Mississippi U.S. Senate candidate Chris McDaniel (R) “hasn’t given up, telling Fox News host Sean Hannity that he’s still looking into voting irregularities in his runoff election against incumbent Sen. Thad Cochran (R),” Politico reports.
Said McDaniel: “We’ve found more than a thousand examples of that in one county alone widespread irregularities.”
Oklahoma congressional candidate Tim Murray (R) has announced he plans to contest this week’s primary election of Rep. Frank Lucas (R-OK) saying “it is widely known” that Lucas “is no longer alive and has been displayed by a look alike,” KFOR reports.
Murray says on his website that Lucas was executed in Ukraine in 2011.

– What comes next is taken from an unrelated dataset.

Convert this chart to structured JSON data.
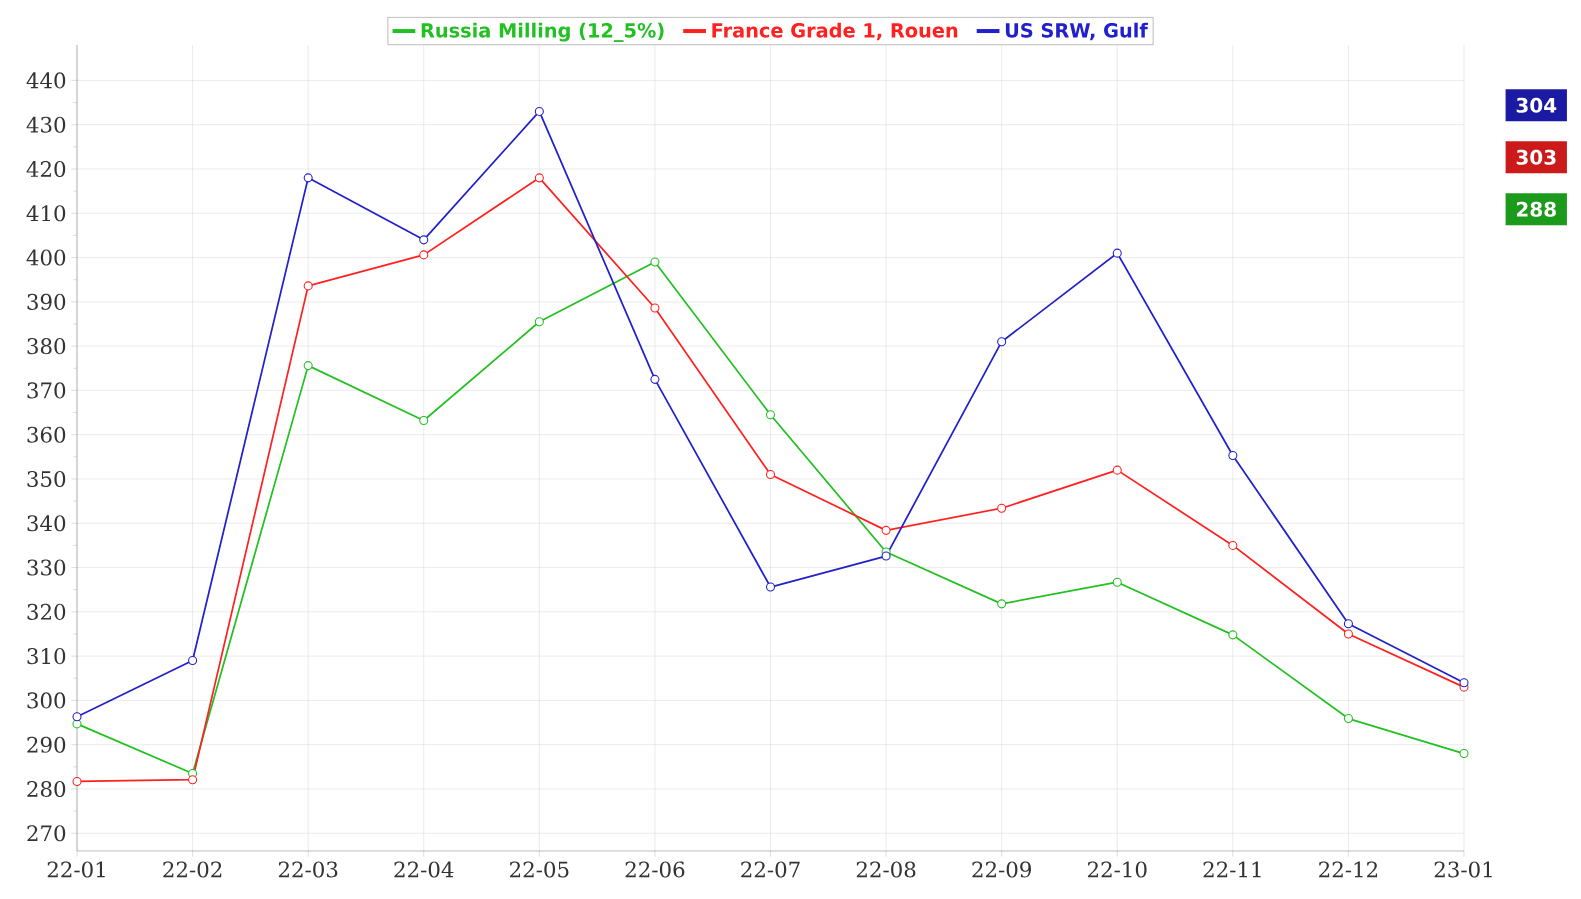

Lucas responded: “Many things have been said about me, said to me during course of my campaigns. This is the first time I’ve ever been accused of being a body double or a robot.”
A new Rasmussen poll in Mississippi finds Sen. Thad Cochran (R) comfortably ahead of challenger Travis Childers (D) in the U.S. Senate race, 46% to 34%.
Sources tell the Jackson Clarion Ledger that Mark Mayfield, vice chairman of the Mississippi Tea Party, has committed suicide.
Mayfield was “one of the three men charged with conspiring with Clayton Kelly to photograph Sen. Thad Cochran’s (R-MS) bedridden wife in her nursing home and create a political video against Cochran.”
Carroll Doherty of the Pew Research Center for the People and the Press joins us on the Political Wire podcast to review their amazing new study on political polarization. It’s a fascinating conversation and a must-listen for anyone concerned the state of our politics today.
A new InsiderAdvantage poll in Georgia finds Gov. Nathan Deal (R) leading challenger Jason Carter (D) in the race for governor by seven points, 47% to 40%.